I recently got this comment in response to a video I produced about audio interconnects and their differences.
“Not with an interconnect. Not possible. They all sound the same. Exactly the same. Do a double-blind test under lab conditions, you’d only ever guess it right 50% of the time. You won’t do that of course. You’d be found out.”
It’s clear this well intentioned person has a very strong belief in what he/she is saying. That belief is no doubt rooted in their own personal experience. I get it. If every time I tried different interconnects and heard zero difference then I too would believe the same thing.
And what’s even tougher about this paradox comes to us courtesy of the internet. No matter what your beliefs may be you can find supporting evidence on the web. The Earth is flat? There’s a conspiracy afoot? The pandemic is a hoax? Cables don’t matter? Bill Gates is out to take over the world? The Earth is hollow?
Long ago, research was far more tedious. One had to go to the library and actually read the literature on the subject. Because it takes time and effort to write and publish books, new ideas and conspiracy theories were far and few between.

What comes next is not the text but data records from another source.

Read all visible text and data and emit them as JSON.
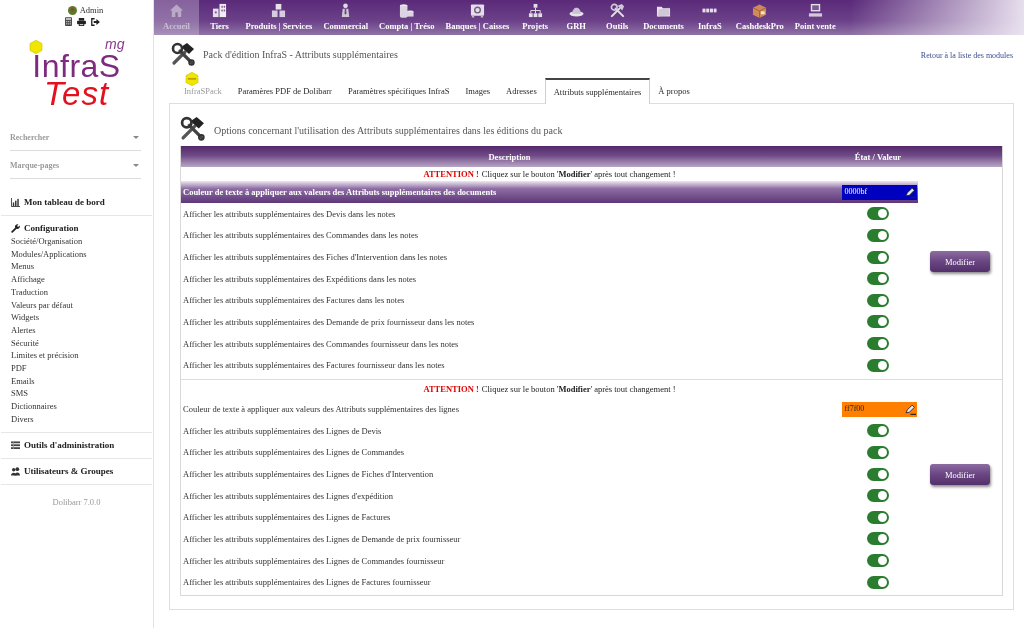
{
  "sidebar": {
    "user": "Admin",
    "logo": {
      "superscript": "mg",
      "title": "InfraS",
      "subtitle": "Test"
    },
    "selects": [
      {
        "label": "Rechercher"
      },
      {
        "label": "Marque-pages"
      }
    ],
    "menu": [
      {
        "label": "Mon tableau de bord"
      },
      {
        "label": "Configuration",
        "children": [
          {
            "label": "Société/Organisation"
          },
          {
            "label": "Modules/Applications"
          },
          {
            "label": "Menus"
          },
          {
            "label": "Affichage"
          },
          {
            "label": "Traduction"
          },
          {
            "label": "Valeurs par défaut"
          },
          {
            "label": "Widgets"
          },
          {
            "label": "Alertes"
          },
          {
            "label": "Sécurité"
          },
          {
            "label": "Limites et précision"
          },
          {
            "label": "PDF"
          },
          {
            "label": "Emails"
          },
          {
            "label": "SMS"
          },
          {
            "label": "Dictionnaires"
          },
          {
            "label": "Divers"
          }
        ]
      },
      {
        "label": "Outils d'administration"
      },
      {
        "label": "Utilisateurs & Groupes"
      }
    ],
    "version": "Dolibarr 7.0.0"
  },
  "top_menu": [
    {
      "label": "Accueil",
      "selected": true
    },
    {
      "label": "Tiers",
      "selected": false
    },
    {
      "label": "Produits | Services",
      "selected": false
    },
    {
      "label": "Commercial",
      "selected": false
    },
    {
      "label": "Compta | Tréso",
      "selected": false
    },
    {
      "label": "Banques | Caisses",
      "selected": false
    },
    {
      "label": "Projets",
      "selected": false
    },
    {
      "label": "GRH",
      "selected": false
    },
    {
      "label": "Outils",
      "selected": false
    },
    {
      "label": "Documents",
      "selected": false
    },
    {
      "label": "InfraS",
      "selected": false
    },
    {
      "label": "CashdeskPro",
      "selected": false
    },
    {
      "label": "Point vente",
      "selected": false
    }
  ],
  "page": {
    "title": "Pack d'édition InfraS - Attributs supplémentaires",
    "back_link": "Retour à la liste des modules"
  },
  "tabs": [
    {
      "label": "InfraSPack",
      "kind": "logo",
      "selected": false
    },
    {
      "label": "Paramères PDF de Dolibarr",
      "kind": "text",
      "selected": false
    },
    {
      "label": "Paramètres spécifiques InfraS",
      "kind": "text",
      "selected": false
    },
    {
      "label": "Images",
      "kind": "text",
      "selected": false
    },
    {
      "label": "Adresses",
      "kind": "text",
      "selected": false
    },
    {
      "label": "Attributs supplémentaires",
      "kind": "text",
      "selected": true
    },
    {
      "label": "À propos",
      "kind": "text",
      "selected": false
    }
  ],
  "panel": {
    "title": "Options concernant l'utilisation des Attributs supplémentaires dans les éditions du pack",
    "columns": [
      "Description",
      "État / Valeur"
    ],
    "sections": [
      {
        "warning_label": "ATTENTION !",
        "warning_text": "Cliquez sur le bouton '**Modifier**' après tout changement !",
        "color_setting": {
          "label": "Couleur de texte à appliquer aux valeurs des Attributs supplémentaires des documents",
          "value": "0000bf",
          "color": "#0000bf",
          "highlighted": true
        },
        "options": [
          {
            "label": "Afficher les attributs supplémentaires des Devis dans les notes",
            "on": true
          },
          {
            "label": "Afficher les attributs supplémentaires des Commandes dans les notes",
            "on": true
          },
          {
            "label": "Afficher les attributs supplémentaires des Fiches d'Intervention dans les notes",
            "on": true
          },
          {
            "label": "Afficher les attributs supplémentaires des Expéditions dans les notes",
            "on": true
          },
          {
            "label": "Afficher les attributs supplémentaires des Factures dans les notes",
            "on": true
          },
          {
            "label": "Afficher les attributs supplémentaires des Demande de prix fournisseur dans les notes",
            "on": true
          },
          {
            "label": "Afficher les attributs supplémentaires des Commandes fournisseur dans les notes",
            "on": true
          },
          {
            "label": "Afficher les attributs supplémentaires des Factures fournisseur dans les notes",
            "on": true
          }
        ],
        "button": "Modifier"
      },
      {
        "warning_label": "ATTENTION !",
        "warning_text": "Cliquez sur le bouton '**Modifier**' après tout changement !",
        "color_setting": {
          "label": "Couleur de texte à appliquer aux valeurs des Attributs supplémentaires des lignes",
          "value": "ff7f00",
          "color": "#ff7f00",
          "highlighted": false
        },
        "options": [
          {
            "label": "Afficher les attributs supplémentaires des Lignes de Devis",
            "on": true
          },
          {
            "label": "Afficher les attributs supplémentaires des Lignes de Commandes",
            "on": true
          },
          {
            "label": "Afficher les attributs supplémentaires des Lignes de Fiches d'Intervention",
            "on": true
          },
          {
            "label": "Afficher les attributs supplémentaires des Lignes d'expédition",
            "on": true
          },
          {
            "label": "Afficher les attributs supplémentaires des Lignes de Factures",
            "on": true
          },
          {
            "label": "Afficher les attributs supplémentaires des Lignes de Demande de prix fournisseur",
            "on": true
          },
          {
            "label": "Afficher les attributs supplémentaires des Lignes de Commandes fournisseur",
            "on": true
          },
          {
            "label": "Afficher les attributs supplémentaires des Lignes de Factures fournisseur",
            "on": true
          }
        ],
        "button": "Modifier"
      }
    ]
  }
}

Today, in the age of instant access to information—whether true or false—we can find justification for literally anything.
Did you know the moon is a hoax?
Going forward, it’s probably helpful to take a deep breath or a walk around the block before jumping too quickly into believing what information is presented to us—information that, as the old saying suggests, is too good or too absurd to be true.
Now, let me get back to that $5 million prize I just won just after I send that kind Nigerian Prince my bank account information.